Maintaining Cache Coherency

Last modified by Microchip on 2023/11/10 11:08

The MPLAB® XC32 C compiler’s runtime start-up code enables the cache and configures it for the highest performance (write-back with write allocation). This requires you to manage any potential cache coherency issues.

Any time two resources on a device depend on the same block of memory, you have to control access to that memory to ensure it isn’t simultaneously being changed by one and used by the other. A memory “ownership” flag can be created and used for this purpose.

In addition to controlling access to shared memory, you are also responsible for maintaining cache coherency.

Methods to Maintain Cache Coherency

Completely Disable Cache

You probably don’t want to do this because of lower performance (~ 10x) and higher power consumption. That said, this is how you do it:

Completely disable cache

The MPLAB XC32 C compiler provides an easy-to-use cache configuration file, pic32_init_cache.S. If you copy this file into your local project directory, it will override the default runtime setup code used to initialize the cache.

Change the __PIC32_CACHE_MODE from _CACHE_WRITEBACK_WRITEALLOCATE to _CACHE_DISABLE.

You can find this file in the following XC32 install directory, …xc32/vx.xx/pic32-libs/libpic32/stubs.

File: pic32_init_cache.S

/* Cache Coherency Attributes */
#define _CACHE_WRITEBACK_WRITEALLOCATE      3
#define _CACHE_WRITETHROUGH_WRITEALLOCATE   1
#define _CACHE_WRITETHROUGH_NOWRITEALLOCATE 0
#define _CACHE_DISABLE                      2

/* Set __PIC32_CACHE_MODE to the desired coherency attribute */
//#define __PIC32_CACHE_MODE      _CACHE_WRITEBACK_WRITEALLOCATE    //default runtime setup policy
#define __PIC32_CACHE_MODE      _CACHE_DISABLE

Note: __PIC32_CACHE_MODE is used to define the KSEG0 cache coherency algorithm bits (K0<2:0>) found in the PIC32MZ’s CONFIG register. Please refer to the device datasheet for details. 

Back to top

Enable Cache but Disable Ability to Cache Shared Data

The default cache policy is write-back with write allocation. This policy is the easiest for the hardware to implement, and consumes the least system bus resources and power. It is also the least useful for keeping shared (CPU and DMA) data coherent. Combining this cache policy with using uncached memory for shared data is the simplest cache management approach.

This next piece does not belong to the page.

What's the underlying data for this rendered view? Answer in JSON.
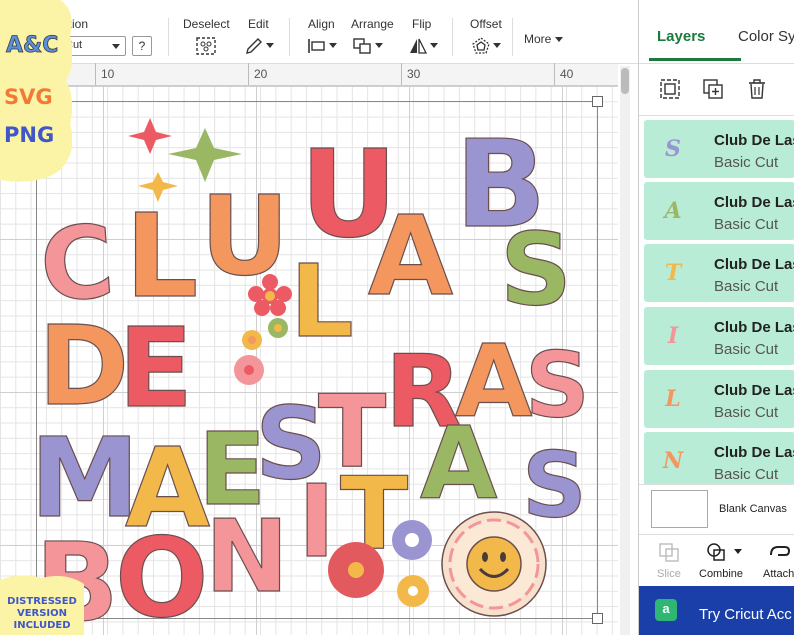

 Use KSEG1for shared memory

You can force specific variables or buffers to be uncached by allocating shared data to the uncached memory segment (KSEG1).

The core uses virtual addresses to access main memory. The virtual KSEG memory segments share the same physical addresses. DMA always uses physical addresses.

Visit the "Virtual vs Physical Memory" page for more details.

Back to top

Static Variables

Static variables can be created using the coherent attribute. This assigns a variable or array to the un-cached KSEG1 memory segment.

unsigned int __attribute__((coherent)) buffer[1024];

The coherent variable attribute causes the compiler/linker to place the variable into a unique section that is allocated to the KSEG1 region, rather than the KSEG0 region (which is the default on L1 cached devices). This means that the variable is accessed through the uncached address. 

Back to top

Automatic Variables

The stack is implemented in cachable memory (KSEG0) by default. If you don’t want to cache automatic (local) variables, use the _ _pic32_alloc_coherent() and _ _pic32_free_coherent() functions as shown in this example.

#include <xc.h>
void myFunction(void)
{
   char* buffer = __pic32_alloc_coherent(1024);
   if (buffer)
    {
       /* do something */
    }
   else
    {
       /* handle error */
    }
   if (buffer)
    {
        __pic32_free_coherent(buffer);
    }
}

The __pic32_alloc_coherent(size_t) and __pic32_free_coherent(void*) functions are XC32 C compiler utility functions that can be used to allocate and free memory from the uncached kseg1_data_mem region. You can use these functions to allocate an uncached buffer for local variables shared with DMA. These functions call the standard malloc()/free() functions, but the pointers that they use are translated from kseg0 to kseg1. 

Back to top

Enable Cache and Manage Cache Coherency for Shared Data

Manage Stale Cache

If DMA changes main memory, there is no hardware mechanism to automatically update associated cache. Your software will have to ensure the cache is coherent (is not stale) when the core reads data from it. You can force the cache to reload specific lines (CACHE and PREF instructions), or force the core to read directly from main memory (KSEG1).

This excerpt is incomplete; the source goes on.